Iéna, une bataille-clé.

elon Alain Pigeard : " Napoléon voulait conquérir sur les hauteurs voisines de Iéna le terrain nécessaire au déploiement de ses troupes. Favorisé par un brouillard épais, il put s'avancer tout près de l'ennemi, dont il connaissait les positions et qui ignorait sa présence. Le signal de l'attaque fut alors donné et aussitôt les divisions Gazan et Suchet du corps de Lannes descendirent des hauteurs du Landgrafenberg et se précipitèrent sur le corps de Tauentzien. Après une lutte acharnée, les villages de Cospeda et de Clozewitz furent enlevés aux prussiens.
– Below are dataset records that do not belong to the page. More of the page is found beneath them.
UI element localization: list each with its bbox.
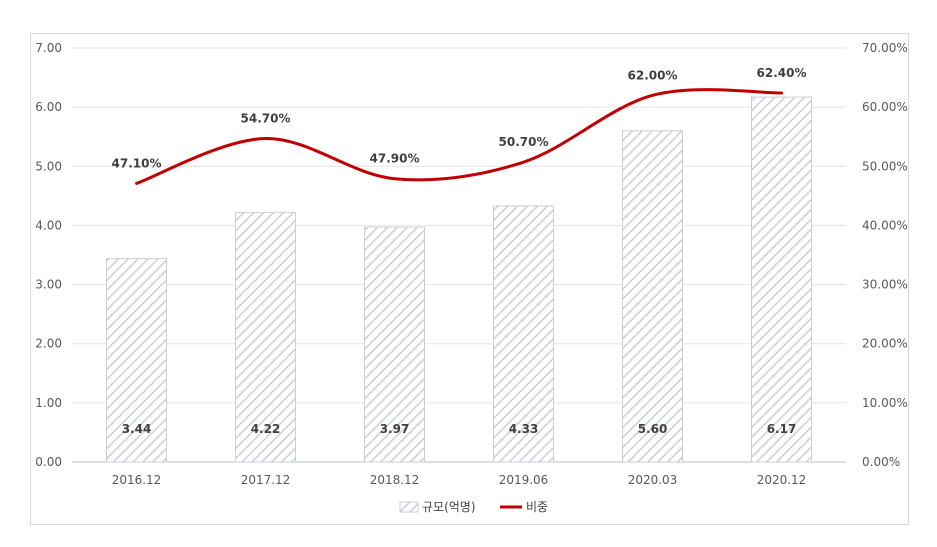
- x-tick-label: 2016.12: [112, 473, 162, 487]
- right-axis-ticks: 0.00% 10.00% 20.00% 30.00% 40.00% 50.00% 60.00…: [862, 41, 908, 469]
- bar-value-label: 5.60: [638, 422, 668, 436]
- right-tick-label: 10.00%: [862, 396, 908, 410]
- right-tick-label: 30.00%: [862, 278, 908, 292]
- x-tick-label: 2020.03: [628, 473, 678, 487]
- right-tick-label: 60.00%: [862, 100, 908, 114]
- bar-value-label: 6.17: [767, 422, 797, 436]
- bar-value-label: 4.22: [251, 422, 281, 436]
- legend: 규모(억명) 비중: [399, 500, 548, 514]
- right-tick-label: 20.00%: [862, 337, 908, 351]
- x-tick-label: 2020.12: [757, 473, 807, 487]
- left-tick-label: 3.00: [35, 278, 62, 292]
- left-tick-label: 2.00: [35, 337, 62, 351]
- x-tick-label: 2019.06: [499, 473, 549, 487]
- line-value-label: 47.90%: [370, 152, 420, 166]
- left-tick-label: 6.00: [35, 100, 62, 114]
- left-tick-label: 4.00: [35, 218, 62, 232]
- left-tick-label: 5.00: [35, 159, 62, 173]
- right-tick-label: 70.00%: [862, 41, 908, 55]
- left-axis-ticks: 0.00 1.00 2.00 3.00 4.00 5.00 6.00 7.00: [35, 41, 62, 469]
- right-tick-label: 40.00%: [862, 218, 908, 232]
- bar: [751, 96, 812, 463]
- bar-value-label: 3.44: [122, 422, 152, 436]
- bar: [622, 130, 683, 463]
- bar-data-labels: 3.44 4.22 3.97 4.33 5.60 6.17: [122, 422, 797, 436]
- x-axis-ticks: 2016.12 2017.12 2018.12 2019.06 2020.03 2020.…: [112, 473, 807, 487]
- share-line: [135, 88, 783, 185]
- bar-value-label: 3.97: [380, 422, 410, 436]
- line-value-label: 62.00%: [628, 68, 678, 82]
- line-value-label: 62.40%: [757, 66, 807, 80]
- gridlines: [72, 47, 846, 463]
- x-tick-label: 2018.12: [370, 473, 420, 487]
- left-tick-label: 7.00: [35, 41, 62, 55]
- bar: [493, 205, 554, 463]
- left-tick-label: 1.00: [35, 396, 62, 410]
- bar: [235, 211, 296, 463]
- bar-value-label: 4.33: [509, 422, 539, 436]
- line-data-labels: 47.10% 54.70% 47.90% 50.70% 62.00% 62.40%: [112, 66, 807, 170]
- legend-bar-swatch: [399, 501, 419, 513]
- legend-bar-label: 규모(억명): [422, 500, 476, 514]
- x-tick-label: 2017.12: [241, 473, 291, 487]
- line-value-label: 50.70%: [499, 135, 549, 149]
- line-series: [135, 88, 783, 185]
- right-tick-label: 50.00%: [862, 159, 908, 173]
- line-value-label: 54.70%: [241, 111, 291, 125]
- bar-series: [106, 96, 812, 463]
- left-tick-label: 0.00: [35, 455, 62, 469]
- right-tick-label: 0.00%: [862, 455, 900, 469]
- line-value-label: 47.10%: [112, 156, 162, 170]
- legend-line-label: 비중: [526, 500, 548, 514]
- bar: [364, 226, 425, 463]
- bar: [106, 258, 167, 463]
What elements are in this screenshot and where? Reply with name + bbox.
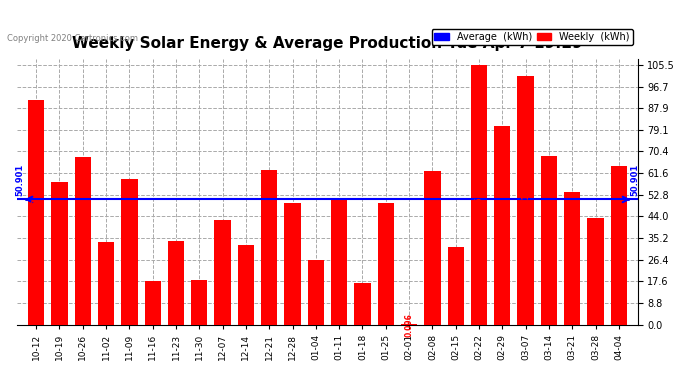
Bar (587, 218, 604, 325)
Bar (75, 157, 91, 325)
Bar (377, 202, 394, 325)
Text: 63.032: 63.032 (265, 232, 274, 262)
Text: 43.372: 43.372 (591, 257, 600, 286)
Text: 62.460: 62.460 (428, 233, 437, 262)
Bar (611, 166, 627, 325)
Bar (28, 100, 44, 325)
Bar (215, 220, 230, 325)
Text: 59.252: 59.252 (125, 237, 134, 266)
Text: 49.624: 49.624 (288, 249, 297, 278)
Bar (541, 156, 557, 325)
Bar (261, 170, 277, 325)
Bar (354, 283, 371, 325)
Text: 42.512: 42.512 (218, 258, 227, 287)
Text: 50.901: 50.901 (631, 164, 640, 196)
Text: 68.316: 68.316 (78, 226, 87, 255)
Text: 33.684: 33.684 (101, 268, 110, 298)
Title: Weekly Solar Energy & Average Production Tue Apr 7 19:29: Weekly Solar Energy & Average Production… (72, 36, 583, 51)
Bar (98, 242, 115, 325)
Text: 17.992: 17.992 (195, 288, 204, 317)
Legend: Average  (kWh), Weekly  (kWh): Average (kWh), Weekly (kWh) (431, 29, 633, 45)
Text: 53.840: 53.840 (568, 244, 577, 273)
Text: 58.084: 58.084 (55, 238, 64, 268)
Text: 26.208: 26.208 (311, 278, 320, 307)
Bar (448, 247, 464, 325)
Bar (564, 192, 580, 325)
Text: 49.648: 49.648 (382, 249, 391, 278)
Text: 34.056: 34.056 (172, 268, 181, 297)
Bar (331, 199, 347, 325)
Text: 101.112: 101.112 (521, 183, 530, 218)
Bar (308, 260, 324, 325)
Text: 68.568: 68.568 (544, 226, 553, 255)
Text: 0.096: 0.096 (404, 313, 413, 336)
Text: Copyright 2020 Cartronics.com: Copyright 2020 Cartronics.com (7, 34, 138, 43)
Text: 17.936: 17.936 (148, 288, 157, 317)
Text: 31.676: 31.676 (451, 271, 460, 300)
Text: 16.936: 16.936 (358, 290, 367, 318)
Bar (51, 182, 68, 325)
Text: 80.640: 80.640 (497, 211, 507, 240)
Bar (471, 65, 487, 325)
Bar (168, 241, 184, 325)
Text: 105.528: 105.528 (475, 178, 484, 212)
Bar (238, 245, 254, 325)
Bar (494, 126, 511, 325)
Bar (284, 202, 301, 325)
Bar (424, 171, 440, 325)
Text: 64.316: 64.316 (614, 231, 623, 260)
Bar (518, 76, 534, 325)
Text: 91.140: 91.140 (32, 198, 41, 227)
Text: 50.901: 50.901 (15, 164, 24, 196)
Bar (121, 179, 137, 325)
Text: 51.128: 51.128 (335, 247, 344, 276)
Bar (191, 280, 208, 325)
Bar (144, 280, 161, 325)
Text: 32.380: 32.380 (241, 270, 250, 300)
Au même moment, Soult se jeta à droite sur le corps de Holzendorf, le coupa du centre de l'armée prussienne et le rejeta sur Dornburg. Hohenlohe, surpris de voir les français sur le plateau, opéra un changement de front et fit alors face à l'Empereur ; en même temps il envoya chercher Rüchel à Weimar pour le secourir. Il était 10 heures, Napoléon attendait encore ses réserves lorsque Ney, qui avait franchi le Landgrafenberg, arriva sur le champ de bataille et se jeta sur Tauenzien. Il se retrouva isolé mais ses troupes firent des prodiges de valeur et résistèrent bien à l'ennemi. Tous les corps de l'armée française poussèrent alors en avant et l'armée prussienne plia et commença à se débander. C'est alors qu'intervint Rüchel avec ses renforts, mais il se trouva emporté dans la retraite générale. Pour achever ce désastre, Murat apparut avec sa cavalerie et poursuivit les ennemis jusqu'à Weimar."

Quelques chiffres.

Alain Pigeard indique pour les forces françaises 56 000 hommes et pour les forces Prusso-Saxonnes
72 000 hommes.

Toujours selon la même source, les pertes françaises seraient comprises entre 4000 et 7500 tués et les pertes Prusso-Saxonnes entre 12 000 tués et blessés, ainsi que des prisonniers.

L'Empereur, la veille d'Iéna…

Revue des troupes avant la bataille d'Iena, par Horace Vernet  (Paris, 30 juin 1789 - Paris, 17 janvier 1863).
Le chirurgien d'Héralde, du 1er bataillon du 88ème de ligne, remarque Napoléon au milieu de son armée : " L'Empereur revint à six heures du soir. Les soldats qui faisaient la soupe voulurent manifester leur joie. Il fit signe de la main : tout le monde dit " Silence ! ". Il mit pied à terre au milieu du bivouac du 40ème de ligne qui était placé au centre de la division. Les grenadiers de ce régiment lui servirent de Garde. Ils lui établirent une baraque faite avec une barricade de jardin et de la paille. Un grand feu brilla devant cet abri. Les armes des deux compagnies de grenadiers furent placées à douze pas de lui, en faisceaux avec les deux aigles du régiment. Quatre grenadiers y restèrent en faction : un au faisceau d'armes, deux sur le côté de la baraque et le quatrième derrière, formant ainsi un carré où personne n'entrait. C'est là, que sans table, sans chaise l'Empereur se coucha ventre à terre sur quelques poignées de paille, à petite portée de fusil des postes prussiens, entouré de cartes que le prince Berthier déroula devant lui. Il donna ses ordres pour la grande bataille du 14 octobre. Il avait son habit de chasseur à cheval de sa Garde, sa capote grise, une culotte blanche et des bottes à l'écuyère . Il quitta son chapeau et mit lui-même un mouchoir de poche blanc sur sa tête qu'il noua par derrière, ne pouvant lui faire faire deux tours. "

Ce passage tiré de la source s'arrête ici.